As mentioned on the blog post's comments, it's often caused either by storing a pointer in a DWORD variable (very common on 32-bit Windows), or by storing a pointer in a "long" variable (on most common 32-bit and 64-bit platforms, a "long" is at least as wide as a pointer; the main exception is 64-bit Windows).
The correct variable type to store a pointer would be intptr_t/uintptr_t for portable software (and DWORD_PTR for Windows-only software), but the "intptr" types didn't exist until the 1999 C standard (and, as far as I could find, the default Windows compiler didn't add the corresponding header file until around 2010). Software older than that would often assume that a "long" (or a DWORD, which IIRC was just another name for "long") was big enough to store a pointer, or perhaps tried to use the C99 types and used "long" if the header wasn't found.
> storing a pointer in a DWORD variable (very common on 32-bit Windows)
Is it? I mean, if you're lucky it won't cause a compiler warning on x86, but the sane thing to do is to use the types which the API docs specify. Which would usually be things like LPVOID or HANDLE.
That's basically how I managed to port a service and several drivers to 64-bit Windows many years ago with almost no changes.
At the time the code was written the warnings you get now didn't exist. Then the 32-bit code worked, so nobody needed to change the it. Now with windows 8 they see it for the first time that it doesn't work.
I know as I also worked on the huge codebase where the oldest pieces of the code were written around 1995.
Even if this is why, there is never a valid excuse for blindly truncating 64-bit pointer to 32-bits. It's just like saying "I'm gonna just go ahead and truncate all bank account balances to 16-bit integers to save memory in my data structures." It may be the reason, but that reason is still incredibly stupid.
> It may be the reason, but that reason is
> still incredibly stupid.
Sometimes there are stupid reasons, but sometimes even reasons which are incredibly stupid from a technical standpoint make sense in a broader context.
For a short-term fix, for example, I can very well imagine to prefer this "trick" forcing sub-4G allocations if the other alternative would be to change 1000 places in undocumented legacy code doing crazy casts... And if it's for a product (or product component) on life-support only needed for a forseeable future, to me it makes perfect sense to ask the initial "crazy" question, even if it makes me cringe...
> For a short-term fix, for example, I can very well imagine to prefer this "trick" forcing sub-4G allocations ...
But that's not what this is doing - it's taking an address allocated at an arbitrary place and then pretends that it was allocated sub-4G, whether or not it actually was.

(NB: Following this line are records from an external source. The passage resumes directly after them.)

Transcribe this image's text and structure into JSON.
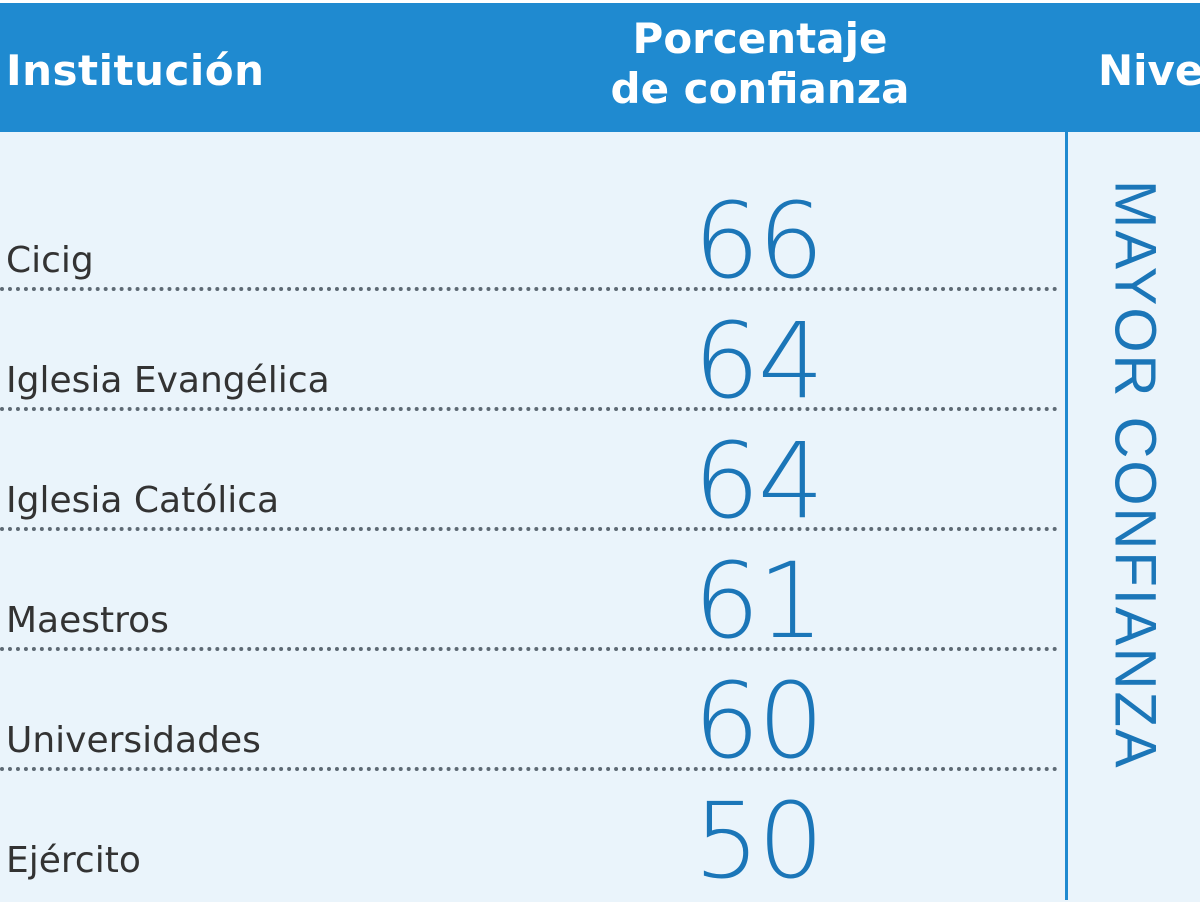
{
  "header": {
    "institucion": "Institución",
    "porcentaje_line1": "Porcentaje",
    "porcentaje_line2": "de confianza",
    "nivel": "Nive"
  },
  "side_label": "MAYOR CONFIANZA",
  "chart_data": {
    "type": "table",
    "columns": [
      "Institución",
      "Porcentaje de confianza",
      "Nive"
    ],
    "rows": [
      {
        "institucion": "Cicig",
        "valor": "66"
      },
      {
        "institucion": "Iglesia Evangélica",
        "valor": "64"
      },
      {
        "institucion": "Iglesia Católica",
        "valor": "64"
      },
      {
        "institucion": "Maestros",
        "valor": "61"
      },
      {
        "institucion": "Universidades",
        "valor": "60"
      },
      {
        "institucion": "Ejército",
        "valor": "50"
      }
    ]
  },
  "colors": {
    "header_bg": "#1f8ad0",
    "body_bg": "#eaf4fb",
    "value_text": "#1b76b8"
  }
}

If it happens that it wasn't, this will likely cause memory corruption or an access violation.
Even if your product is nearing end-of-life, I'd still consider such a move a big "f* you" to your customers as you'd basically be tolerating that your product may crash without warning at any time.

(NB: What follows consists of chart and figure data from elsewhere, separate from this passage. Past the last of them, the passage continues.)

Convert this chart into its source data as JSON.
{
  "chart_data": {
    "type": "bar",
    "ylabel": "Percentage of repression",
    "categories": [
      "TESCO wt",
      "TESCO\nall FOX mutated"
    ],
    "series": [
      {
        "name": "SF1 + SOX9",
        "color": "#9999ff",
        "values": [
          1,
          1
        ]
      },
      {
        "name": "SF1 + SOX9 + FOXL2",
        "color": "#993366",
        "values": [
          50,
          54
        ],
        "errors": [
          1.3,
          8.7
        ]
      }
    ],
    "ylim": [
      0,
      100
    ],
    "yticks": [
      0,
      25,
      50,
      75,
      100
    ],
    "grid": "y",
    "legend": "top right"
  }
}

From what I understood, what makes this idea so bad isn't truncating to 32bit - it's truncating to 32 bit while setting the LARGEADDRESSAWARE build flag - which basically tells the OS "I'm fine with all kinds of 64bit addresses, bring them on!"

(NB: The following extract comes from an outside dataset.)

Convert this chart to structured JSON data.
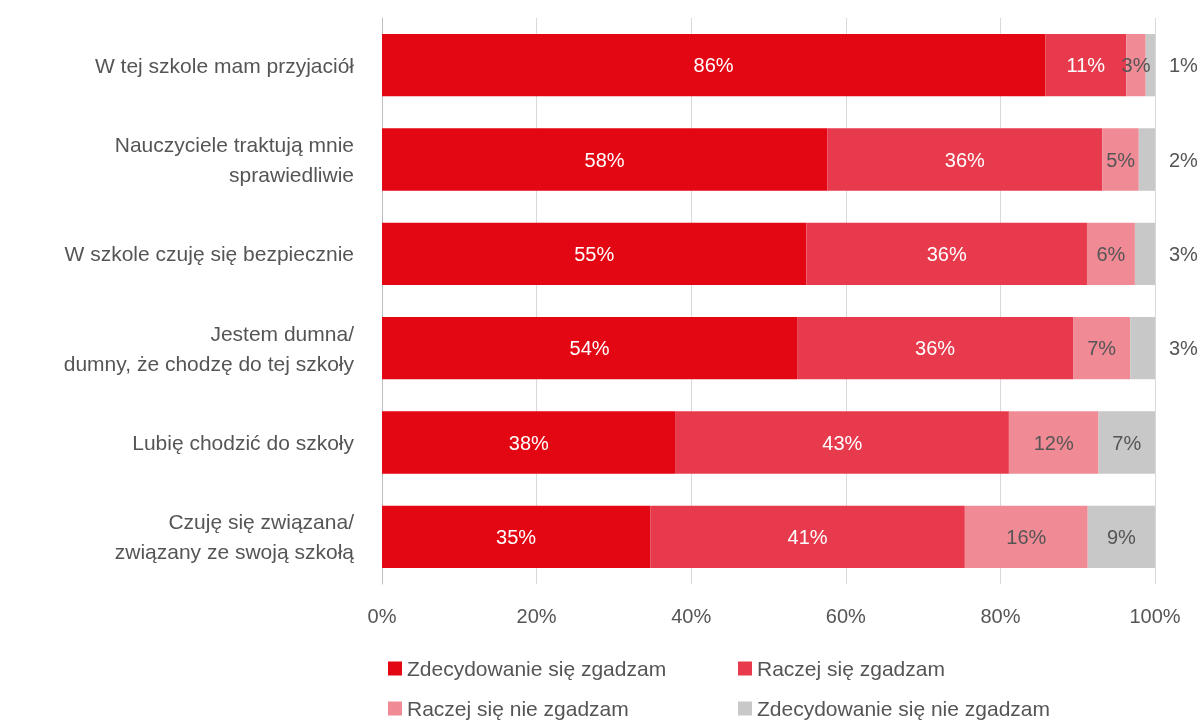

The correct fix is outlined at the end of the article - and it does not involve combing through undocumented legacy code:
> If there is some fundamental reason that they have to truncate pointers to 32-bit values, then they should build without /LARGEADDRESSAWARE so that the process will be given an address space of only 2GB, and then they can truncate their pointers all they want.
Perhaps the maintainer of the legacy application can override operator new to use a custom memory allocator that uses a block of memory allocated below 4GB using VirtualAlloc.
Hotspot is really quite subtle, and thorough in its strategy. Because of the alignment of java objects it can both shift and truncate pointers (reversing the shift when they are actually used), but can also handle the heap not being allocated in the low end of address space by storing the offset of the base address, and adding/subtracting that as needed as well.
There are tons of C/C++ codes that use `int` for every type of integer, including indexing arrays and storing pointer values. A relic of the time where everything was 32-bit. It is common on Unix system as well. When you compile C/C++ library, a Python c-extension, there are usually many warnings about integer truncation.
Maybe to get more compact data structures? But in that case they shouldn't rely on that and try detecting that behavior at runtime.
E.g. the hotspot jvm tries to map memory in the low end of address space to compress pointers but falls back to full pointers when that fails.